Although extrapolation of these findings to the clinical arena should be taken with caution, the present results align with those derived from studies conducted to establish derived aversion (e.g., Dougher et al., 1994; Rodriguez-Valverde et al., 2009) and avoidance responding (e.g., Augustson & Dougher, 1997; Dymond et al., 2007; Luciano et al., 2013) and more specifically those from Luciano et al. (2013), suggesting a promising avenue for experimental psychology and intervention components that bridge experimental research areas and applied clinical areas.

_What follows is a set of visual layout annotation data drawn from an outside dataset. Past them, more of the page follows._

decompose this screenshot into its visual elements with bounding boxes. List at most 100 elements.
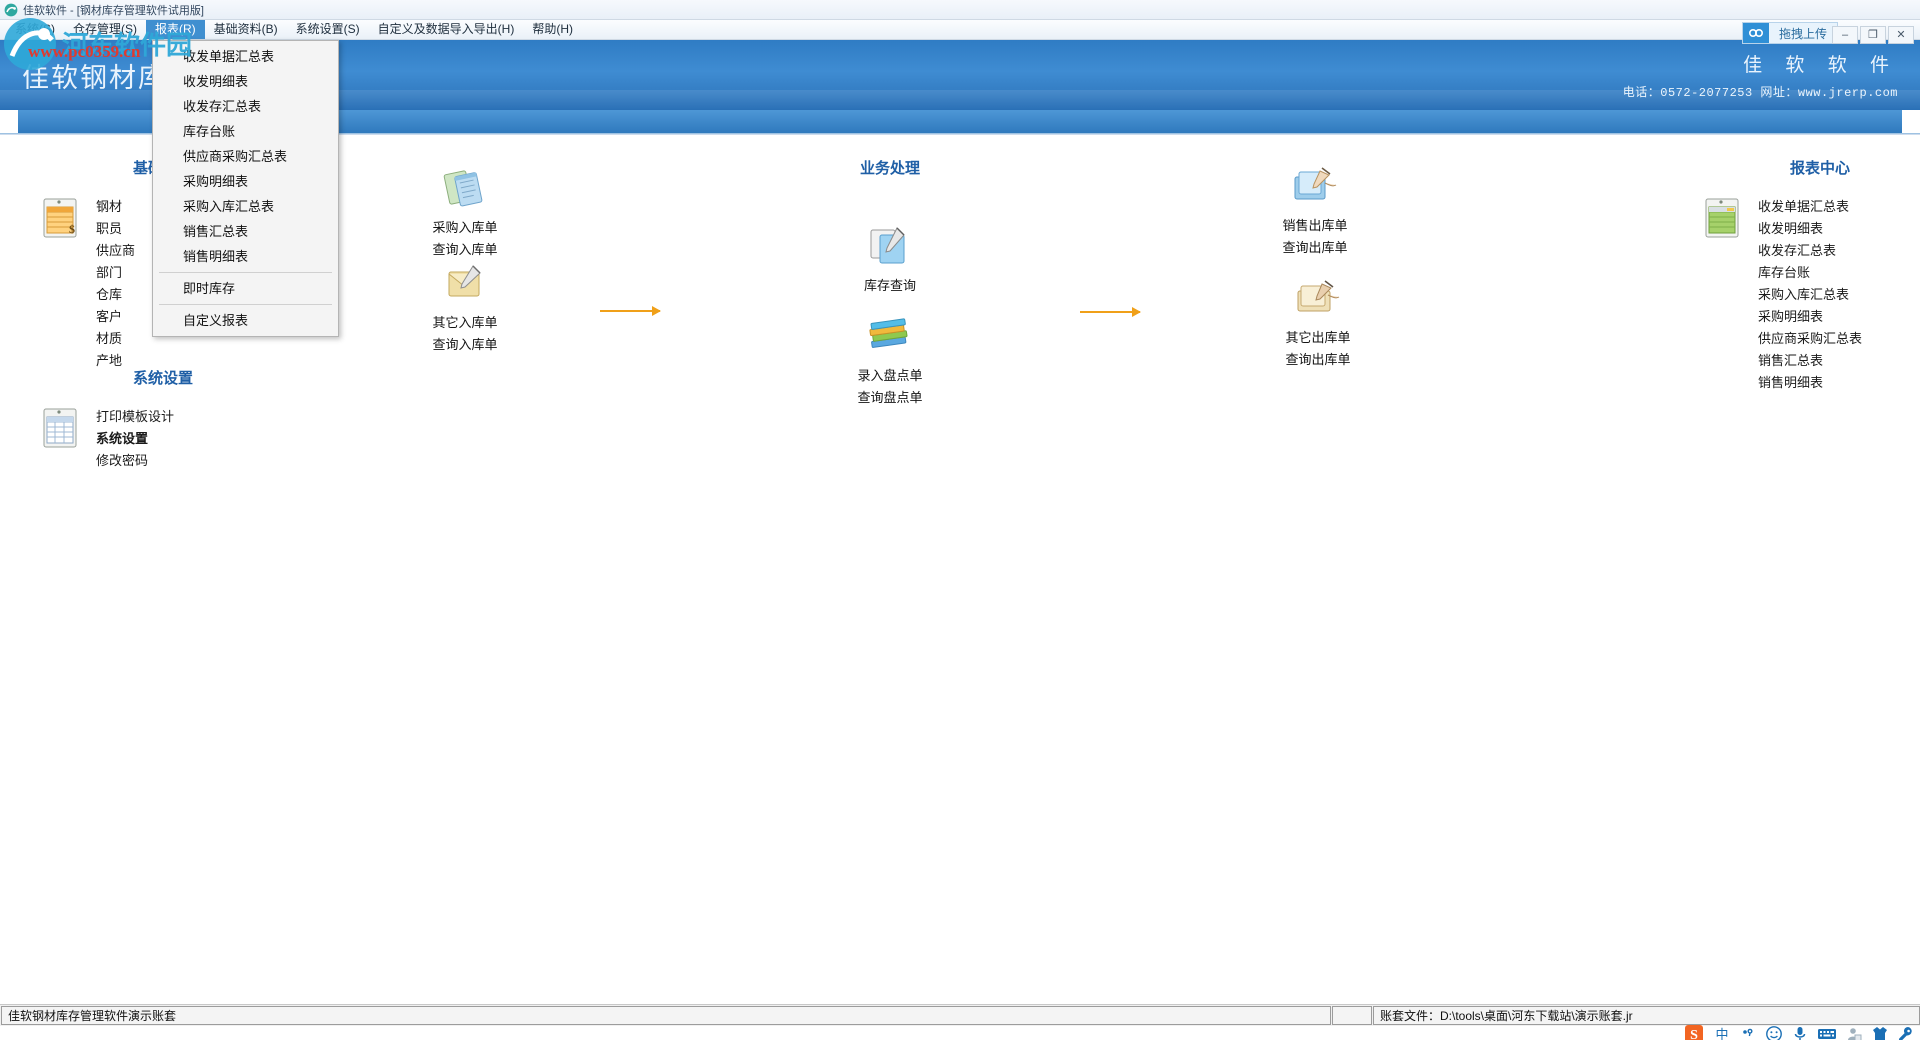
dd-receipt-summary[interactable]: 收发单据汇总表 — [153, 44, 338, 69]
entry-purchase-inbound[interactable]: 采购入库单 查询入库单 — [410, 165, 520, 261]
minimize-button[interactable]: – — [1832, 26, 1858, 44]
app-icon — [4, 3, 18, 17]
drag-upload-label: 拖拽上传 — [1778, 26, 1827, 41]
report-link-receipt-detail[interactable]: 收发明细表 — [1758, 218, 1920, 240]
dd-purchase-in-summary[interactable]: 采购入库汇总表 — [153, 194, 338, 219]
label-query-inbound-2[interactable]: 查询入库单 — [410, 334, 520, 356]
label-query-outbound-1[interactable]: 查询出库单 — [1255, 237, 1375, 259]
svg-text:$: $ — [69, 222, 75, 236]
dd-separator-1 — [159, 272, 332, 273]
entry-other-inbound[interactable]: 其它入库单 查询入库单 — [410, 260, 520, 356]
report-link-purchase-in-summary[interactable]: 采购入库汇总表 — [1758, 284, 1920, 306]
label-query-inbound-1[interactable]: 查询入库单 — [410, 239, 520, 261]
menu-help[interactable]: 帮助(H) — [523, 20, 582, 39]
business-title: 业务处理 — [859, 160, 920, 177]
emoji-icon[interactable] — [1765, 1025, 1783, 1040]
brand-block: 佳 软 软 件 电话：0572-2077253 网址：www.jrerp.com — [1623, 50, 1898, 100]
punctuation-icon[interactable] — [1740, 1026, 1756, 1040]
report-link-sales-detail[interactable]: 销售明细表 — [1758, 372, 1920, 394]
svg-text:S: S — [1690, 1028, 1698, 1040]
stock-query-icon — [864, 223, 916, 269]
dd-supplier-purchase-summary[interactable]: 供应商采购汇总表 — [153, 144, 338, 169]
cloud-link-icon — [1742, 23, 1769, 43]
dd-purchase-detail[interactable]: 采购明细表 — [153, 169, 338, 194]
drag-upload-button[interactable]: 拖拽上传 — [1741, 22, 1838, 44]
menu-report[interactable]: 报表(R) — [146, 20, 205, 39]
window-title: 佳软软件 - [钢材库存管理软件试用版] — [23, 4, 204, 17]
report-link-receipt-summary[interactable]: 收发单据汇总表 — [1758, 196, 1920, 218]
system-settings-title: 系统设置 — [132, 370, 193, 387]
statusbar: 佳软钢材库存管理软件演示账套 账套文件：D:\tools\桌面\河东下载站\演示… — [0, 1004, 1920, 1026]
skin-icon[interactable] — [1871, 1026, 1889, 1040]
chinese-input-icon[interactable]: 中 — [1713, 1025, 1731, 1040]
brand-contact: 电话：0572-2077253 网址：www.jrerp.com — [1622, 86, 1898, 100]
entry-stock-query[interactable]: 库存查询 — [825, 223, 955, 297]
menubar: 系统(S) 仓存管理(S) 报表(R) 基础资料(B) 系统设置(S) 自定义及… — [0, 20, 1920, 40]
report-center-icon — [1700, 196, 1744, 240]
dd-realtime-stock[interactable]: 即时库存 — [153, 276, 338, 301]
sales-out-icon — [1289, 163, 1341, 209]
purchase-in-icon — [439, 165, 491, 211]
column-system-settings: 系统设置 打印模板设计 系统设置 修改密码 — [38, 367, 268, 472]
microphone-icon[interactable] — [1792, 1025, 1808, 1040]
window-titlebar: 佳软软件 - [钢材库存管理软件试用版] — [0, 0, 1920, 20]
report-link-supplier-purchase-summary[interactable]: 供应商采购汇总表 — [1758, 328, 1920, 350]
label-other-inbound[interactable]: 其它入库单 — [410, 312, 520, 334]
system-settings-links: 打印模板设计 系统设置 修改密码 — [96, 406, 268, 472]
tools-icon[interactable] — [1898, 1026, 1914, 1040]
label-stock-query[interactable]: 库存查询 — [825, 275, 955, 297]
column-report-center: 报表中心 收发单据汇总表 收发明细表 收发存汇总表 库存台账 采购入库汇总表 采… — [1700, 157, 1920, 394]
system-settings-icon — [38, 406, 82, 450]
menu-system[interactable]: 系统(S) — [6, 20, 64, 39]
menu-basic-data[interactable]: 基础资料(B) — [205, 20, 287, 39]
menu-system-settings[interactable]: 系统设置(S) — [287, 20, 369, 39]
svg-text:中: 中 — [1715, 1027, 1728, 1040]
basic-data-icon: $ — [38, 196, 82, 240]
report-dropdown-menu[interactable]: 收发单据汇总表 收发明细表 收发存汇总表 库存台账 供应商采购汇总表 采购明细表… — [152, 40, 339, 337]
report-center-title: 报表中心 — [1789, 160, 1850, 177]
user-icon[interactable] — [1846, 1026, 1862, 1040]
system-tray: S 中 — [1684, 1020, 1914, 1040]
menu-warehouse[interactable]: 仓存管理(S) — [64, 20, 146, 39]
label-other-outbound[interactable]: 其它出库单 — [1258, 327, 1378, 349]
maximize-button[interactable]: ❐ — [1860, 26, 1886, 44]
keyboard-icon[interactable] — [1817, 1027, 1837, 1040]
label-sales-outbound[interactable]: 销售出库单 — [1255, 215, 1375, 237]
close-button[interactable]: ✕ — [1888, 26, 1914, 44]
label-enter-stocktake[interactable]: 录入盘点单 — [825, 365, 955, 387]
window-controls: – ❐ ✕ — [1832, 26, 1914, 44]
report-link-purchase-detail[interactable]: 采购明细表 — [1758, 306, 1920, 328]
status-account-set: 佳软钢材库存管理软件演示账套 — [1, 1006, 1331, 1025]
column-business: 业务处理 — [800, 157, 980, 178]
dd-inout-stock-summary[interactable]: 收发存汇总表 — [153, 94, 338, 119]
dd-separator-2 — [159, 304, 332, 305]
report-link-inout-stock-summary[interactable]: 收发存汇总表 — [1758, 240, 1920, 262]
dd-sales-summary[interactable]: 销售汇总表 — [153, 219, 338, 244]
substrip-right-cap — [1902, 110, 1920, 133]
entry-stocktake[interactable]: 录入盘点单 查询盘点单 — [825, 313, 955, 409]
label-query-stocktake[interactable]: 查询盘点单 — [825, 387, 955, 409]
report-center-links: 收发单据汇总表 收发明细表 收发存汇总表 库存台账 采购入库汇总表 采购明细表 … — [1758, 196, 1920, 394]
entry-other-outbound[interactable]: 其它出库单 查询出库单 — [1258, 275, 1378, 371]
report-link-sales-summary[interactable]: 销售汇总表 — [1758, 350, 1920, 372]
dd-receipt-detail[interactable]: 收发明细表 — [153, 69, 338, 94]
brand-name: 佳 软 软 件 — [1743, 55, 1898, 76]
entry-sales-outbound[interactable]: 销售出库单 查询出库单 — [1255, 163, 1375, 259]
menu-custom-import-export[interactable]: 自定义及数据导入导出(H) — [369, 20, 524, 39]
stocktake-icon — [864, 313, 916, 359]
flow-arrow-1 — [600, 306, 661, 316]
substrip-left-cap — [0, 110, 18, 133]
dd-sales-detail[interactable]: 销售明细表 — [153, 244, 338, 269]
dd-stock-ledger[interactable]: 库存台账 — [153, 119, 338, 144]
dd-custom-report[interactable]: 自定义报表 — [153, 308, 338, 333]
link-print-template[interactable]: 打印模板设计 — [96, 406, 268, 428]
link-change-password[interactable]: 修改密码 — [96, 450, 268, 472]
other-out-icon — [1292, 275, 1344, 321]
sogou-icon[interactable]: S — [1684, 1024, 1704, 1040]
other-in-icon — [439, 260, 491, 306]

Significance and contribution
This study demonstrates that a brief acceptance/defusion protocol can be effective in suppressing experimentally induced persistent avoidance without requiring extinction of conditioned fear responses, opening new avenues for understanding the basic processes underlying clinical behavioral disturbances. The results suggest that acceptance/defusion procedures that teach acceptance/defusion increase tolerance for experimentally induced discomfort and enable participants to develop the ability to discriminate between private events (thoughts and emotions) and actions, providing important ground for translational research applied to reducing experimentally induced avoidance responding.
This summary was generated using Artificial Intelligence and may contain errors. Please refer to the original article.